We evaluate the performance of various algorithms designed to extract logit distributions from large language models. We compare the algorithms based on the number of queries required to achieve a specified precision and report on the queries per logit metric. We measure their performance using the l2-norm of the difference between the true logit vector \(\mathbf{z}\) and the weighted guess \(\mathbf{g}_w\) by \(\| \mathbf{z} - \mathbf{g}_w \|_2\).

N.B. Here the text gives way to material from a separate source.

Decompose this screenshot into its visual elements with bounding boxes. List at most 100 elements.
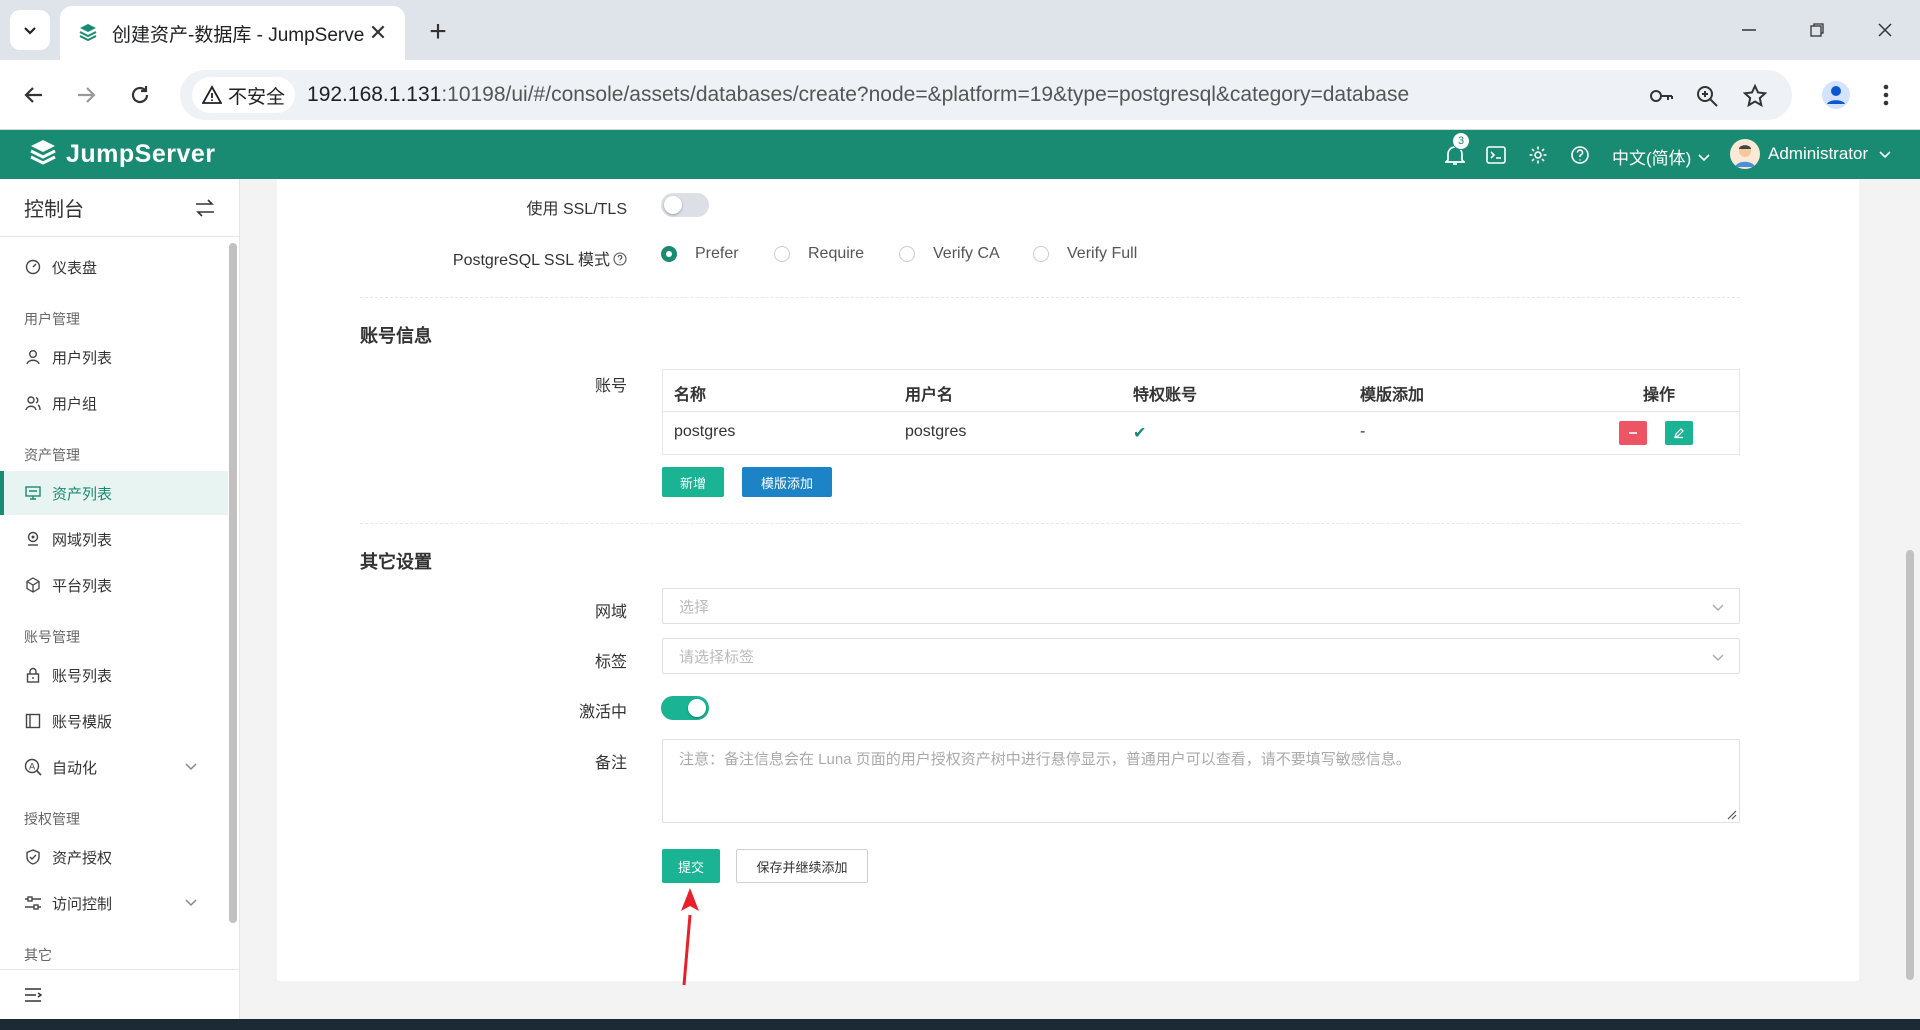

Name Bias Function f(l,h) Queries per logit
Simultaneous Binary Search
$$1 - \frac{l+h}{2}$$
3.12
Start Over N with Uniform Prior
$$1 - l - \left(\frac{1}{n}\right)^{\frac{1}{n-1}}(h - l)$$
2.42
Start Over N with Normal Prior
$$1 - \Phi^{-1}\left(\left(\frac{1}{n}\right)^{\frac{1}{n-1}}(\Phi(h) - \Phi(l)) + \Phi(l)\right)$$
1.98

Table 1: Comparison of Algorithms with Precision $10^{-6}$ and $\mathbf{g}_w$

References

[CPD+24] Carlini, N., Paleka, D., Dvijotham, K. D., Steinke, T., Hayase, J., Cooper, A. F., Lee, K., Jagielski, M., Nasr, M., Conmy, A., Wallace, E., Rolnick, D., & Tramèr, F. (2024, March). Stealing Part of a Production Language Model [arXiv:2403.06634]. http://arxiv.org/abs/2403.06634

[FRS+24] Finlayson, M., Ren, X., & Swayamdipta, S. (2024, March). Logits of API-Protected LLMs Leak Proprietary Information [arXiv:2403.09539]. https://doi.org/10.48550/arXiv.2403.09539

[OpenAI+24] OpenAI, Achiam, J., Adler, S., Agarwal, S., Ahmad, L., Akkaya, I., Aleman, F. L., Almeida, D., Altenschmidt, J., Altman, S., Anadkat, S., Avila, R., Babuschkin, I., Balaji, S., Balcom, V., Baltescu, P., Bao, H., Bavarian, M., Belgum, J., … Zoph, B. (2024, March). GPT-4 Technical Report [arXiv:2303.08774]. https://doi.org/10.48550/arXiv.2303.08774

[Google+23] Anil, R., Dai, A. M., Firat, O., Johnson, M., Lepikhin, D., Passos, A., Shakeri, S., Taropa, E., Bailey, P., Chen, Z., Chu, E., Clark, J. H., Shafey, L. E., Huang, Y., Meier-Hellstern, K., Mishra, G., Moreira, E., Omernick, M., Robinson, K., … Wu, Y. (2023, September). PaLM 2 Technical Report [arXiv:2305.10403]. https://doi.org/10.48550/arXiv.2305.10403

[B+23] Burkardt, J. (n.d.). The Truncated Normal Distribution. https://people.sc.fsu.edu $$

  1. Why is this parameter even present? OpenAI introduced the logit_bias map to give companies and users of their API greater control over the model’s output. For example, the guidance library uses the bias map to restrict generation to a limited set of options. This is particularly useful in cases where developers need to steer the behavior of the large language models in a concrete direction, preventing the model from generating undesired outputs. 

  2. Note that OpenAI provides access to the log probabilities of the top-5 most likely tokens, which are not affected by the bias term after the introduction of the attacks. Consequently, we can infer the initial top-5 token logits, allowing us to determine the maximum value.